Seanad debates

Wednesday, 8 December 2010

11:00 am

Photo of Eoghan HarrisEoghan Harris (Independent)

Like everyone else in Ireland, I care for my country, as do my colleagues in the Seanad. In the closing days of this Seanad we should reflect on the crisis in Irish politics, which is the lack of respect for politics and politicians. Our primary task should not be to score points against each other within the political system. All politicians have a duty of care to the Irish people and to get people to respect politics once more, because politics has never been so disrespected in modern Ireland.

Part of respecting politics is to understand the nature of the crisis. Conventional wisdom is that it is an economic crisis. It is that, but we have been through economic crises since the 1920s and dealt with them. The problem with this crisis is that there is a crisis of authority as well - a crisis of politics itself and of leadership. That is the reason I proposed, in my column in the Sunday Independent last Sunday, a reverse Tallaght strategy for Fianna Fáil - that in Opposition it would support the incoming Government. The broad parameters of the budget are agreed and what people are fighting about here is the small change. It is like arguing about the composition of a Christmas pudding, where the raisins should go or whether there should be less flour and so forth. The point is that all political parties in these Houses are committed to the broad parameters of the budget and it behoves Fianna Fáil to support the incoming Government. Otherwise, we will be at the mercy of the anarchist, independent and messy forces in this society.

People crave stable government from the centre for a few years to allow them to get their heads and their act together. I appeal once more to the parties about this. I am glad the Minister for Foreign Affairs, Deputy Micheál Martin, picked up my reverse Tallaght strategy on "The Frontline" programme and that the Taoiseach endorsed it this morning. Fine Gael and the Labour Party should consider their duty of care to the other side and their duty to give Fianna Fáil a soft landing. They should say: "Yes, we accept that we all have a duty of care and that we are all within the broad parameters of this budget together. We have a duty to create a centre of authority in Irish politics."

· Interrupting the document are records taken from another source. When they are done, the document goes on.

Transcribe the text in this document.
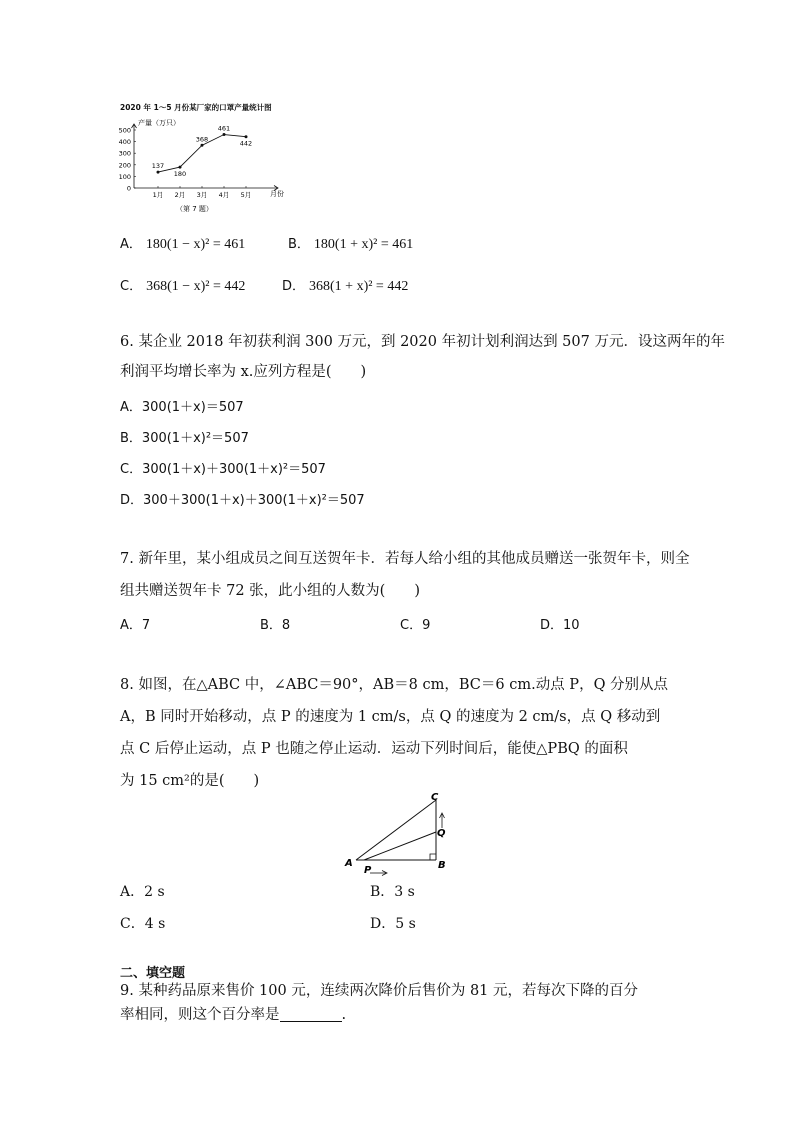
2020 年 1～5 月份某厂家的口罩产量统计图
0
100
200
300
400
500
1月 2月 3月 4月 5月
137
180
368
461
442
产量（万只）
月份
（第 7 题）
A． 180(1 − x)² = 461	B． 180(1 + x)² = 461
C． 368(1 − x)² = 442	D． 368(1 + x)² = 442
6. 某企业 2018 年初获利润 300 万元，到 2020 年初计划利润达到 507 万元．设这两年的年
利润平均增长率为 x.应列方程是(　　)
A．300(1＋x)＝507
B．300(1＋x)²＝507
C．300(1＋x)＋300(1＋x)²＝507
D．300＋300(1＋x)＋300(1＋x)²＝507
7. 新年里，某小组成员之间互送贺年卡．若每人给小组的其他成员赠送一张贺年卡，则全
组共赠送贺年卡 72 张，此小组的人数为(　　)
A．7	B．8	C．9	D．10
8. 如图，在△ABC 中，∠ABC＝90°，AB＝8 cm，BC＝6 cm.动点 P，Q 分别从点
A，B 同时开始移动，点 P 的速度为 1 cm/s，点 Q 的速度为 2 cm/s，点 Q 移动到
点 C 后停止运动，点 P 也随之停止运动．运动下列时间后，能使△PBQ 的面积
为 15 cm²的是(　　)
A	B
C
P
Q
A．2 s	B．3 s
C．4 s	D．5 s
二、填空题
9. 某种药品原来售价 100 元，连续两次降价后售价为 81 元，若每次下降的百分
率相同，则这个百分率是	.
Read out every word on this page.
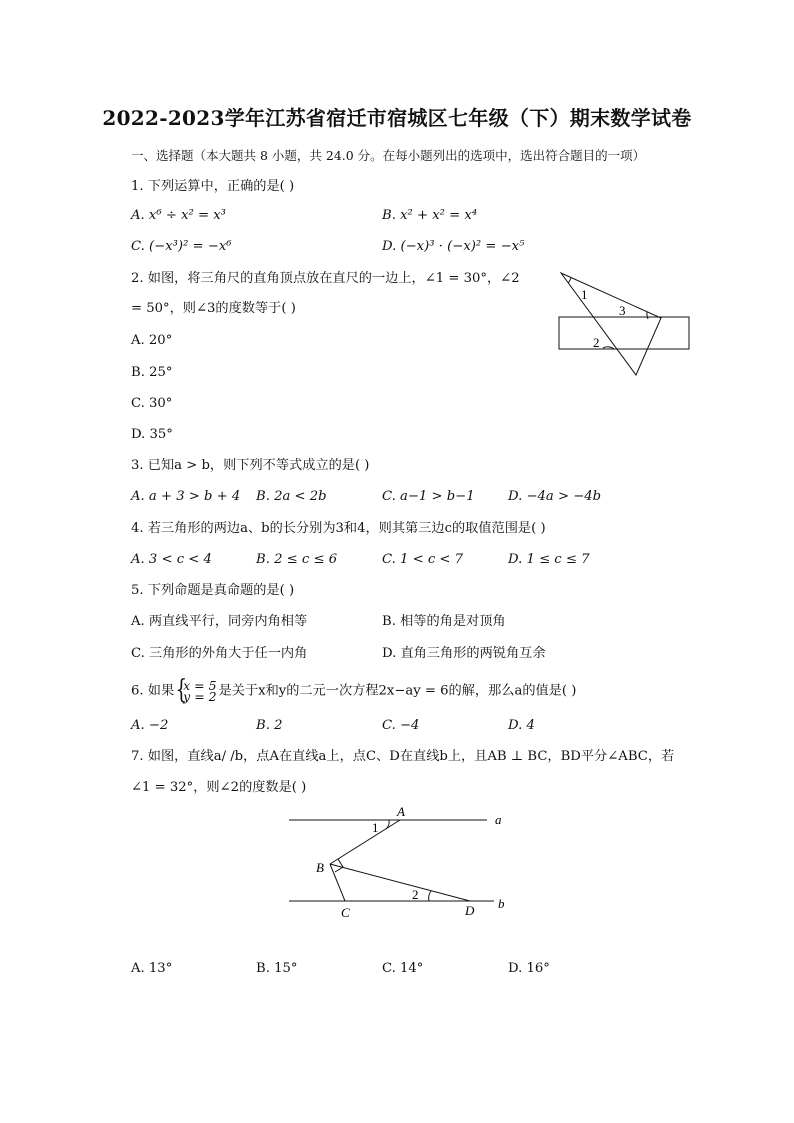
2022-2023学年江苏省宿迁市宿城区七年级（下）期末数学试卷
一、选择题（本大题共 8 小题，共 24.0 分。在每小题列出的选项中，选出符合题目的一项）
1. 下列运算中，正确的是( )
A. x⁶ ÷ x² = x³	B. x² + x² = x⁴
C. (−x³)² = −x⁶	D. (−x)³ · (−x)² = −x⁵
2. 如图，将三角尺的直角顶点放在直尺的一边上，∠1 = 30°，∠2
= 50°，则∠3的度数等于( )
A. 20°
B. 25°
C. 30°
D. 35°
1
3
2
3. 已知a > b，则下列不等式成立的是( )
A. a + 3 > b + 4 B. 2a < 2b	C. a−1 > b−1	D. −4a > −4b
4. 若三角形的两边a、b的长分别为3和4，则其第三边c的取值范围是( )
A. 3 < c < 4	B. 2 ≤ c ≤ 6	C. 1 < c < 7	D. 1 ≤ c ≤ 7
5. 下列命题是真命题的是( )
A. 两直线平行，同旁内角相等	B. 相等的角是对顶角
C. 三角形的外角大于任一内角	D. 直角三角形的两锐角互余
6. 如果
{ x = 5
y = 2 是关于x和y的二元一次方程2x−ay = 6的解，那么a的值是( )
A. −2	B. 2	C. −4	D. 4
7. 如图，直线a/ /b，点A在直线a上，点C、D在直线b上，且AB ⊥ BC，BD平分∠ABC，若
∠1 = 32°，则∠2的度数是( )
A
a
1
B
2
C	D b
A. 13°	B. 15°	C. 14°	D. 16°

That duty devolves on the Labour Party as much as others. I was interested to see that Deputy Seán Sherlock believed the budget should be supported. That marked the intelligence and cop-on for which his family has always been noted. All political parties in this House should consider whether it would not be wiser of them to gather around and protect the broad parameters of this budget and of public policy. I know, and they know in their hearts, that is what the Irish people want them to do.